Hell, we didn’t have sex on that trip (camping is a bit rough for rolling in the hay), instead, we waited till we were back home in our bed.

The most important thing, dare I say the most precious thing you can ever give anyone is your time.

Time riding bicycles together. Time swimming together. Time playing with a dog together. Time having dinner together. Time holding hands. Time kissing each other under the stars. Time-sharing an ice cream. Time planning together.

You can always rekindle your love and desire for each other if you really want to but you can’t do that if you don’t spend time together.
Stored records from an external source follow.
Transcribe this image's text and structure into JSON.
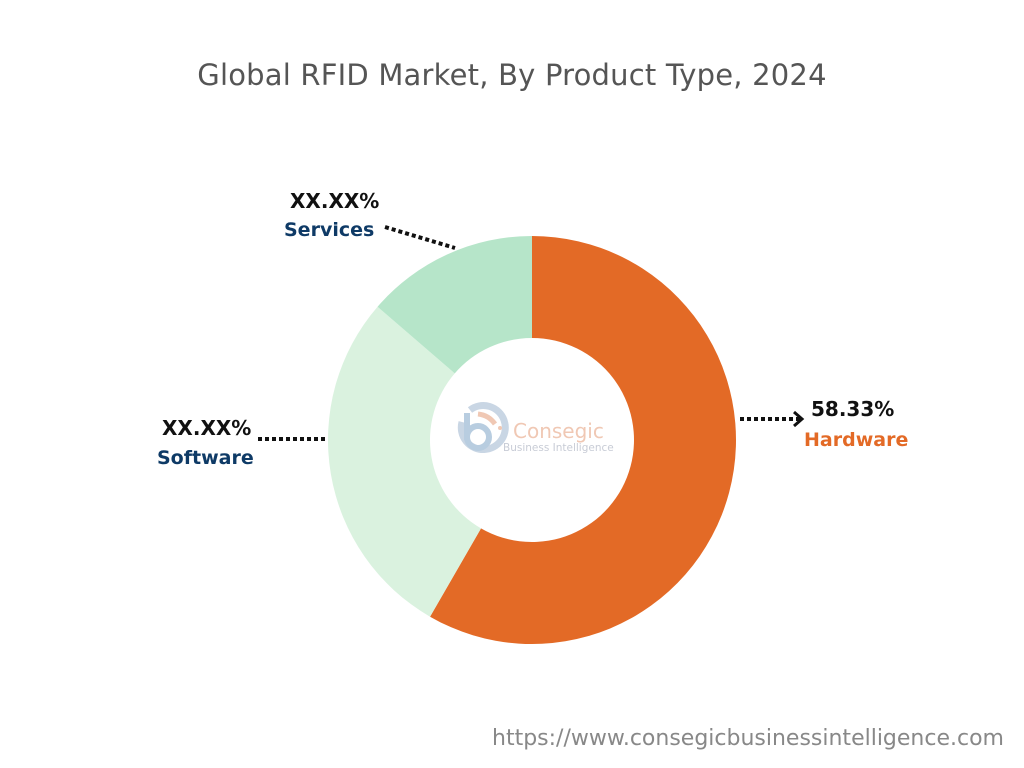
{
  "chart_data": {
    "type": "pie",
    "variant": "donut",
    "title": "Global RFID Market, By Product Type, 2024",
    "slices": [
      {
        "name": "Hardware",
        "label": "58.33%",
        "value": 58.33,
        "color": "#E36A26",
        "label_color": "#E36A26"
      },
      {
        "name": "Software",
        "label": "XX.XX%",
        "value": 28.0,
        "color": "#DAF2DF",
        "label_color": "#0E3A66"
      },
      {
        "name": "Services",
        "label": "XX.XX%",
        "value": 13.67,
        "color": "#B6E5C9",
        "label_color": "#0E3A66"
      }
    ],
    "start": "top, clockwise"
  },
  "watermark": {
    "line1": "Consegic",
    "line2": "Business Intelligence"
  },
  "footer": {
    "url": "https://www.consegicbusinessintelligence.com"
  }
}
Love is renewable. It can be if you really want it, but time is fleeting.

Many couples talk about going away together to reconnect but then spend their time not “in the moment” with each other. They do spend time in each other’s proximity but it’s not truly together, it’s not focused, and it’s definitely not in the moment. They miss the entire point of spending time together, it’s not the quantity but the quality.

You don’t need to go to a fancy hotel or jet-set away to an island, reconnection can happen on a walk together. It can be in a kitchen where the both of you cook dinner together. it doesn’t matter because it can happen anywhere you spend quality time together.

Spending focused and in the moment time together is the most precious thing you can give your lover/partner. It is the most important ingredient to reconnection and rekindling your desire for each other.

Love is very renewable if you want it bad enough, but time? That’s ephemeral, fleeting, and will slip through your fingers if you’re not careful. That’s why it’s the most precious thing in the world. Not just for you, but for reconnecting with your partner.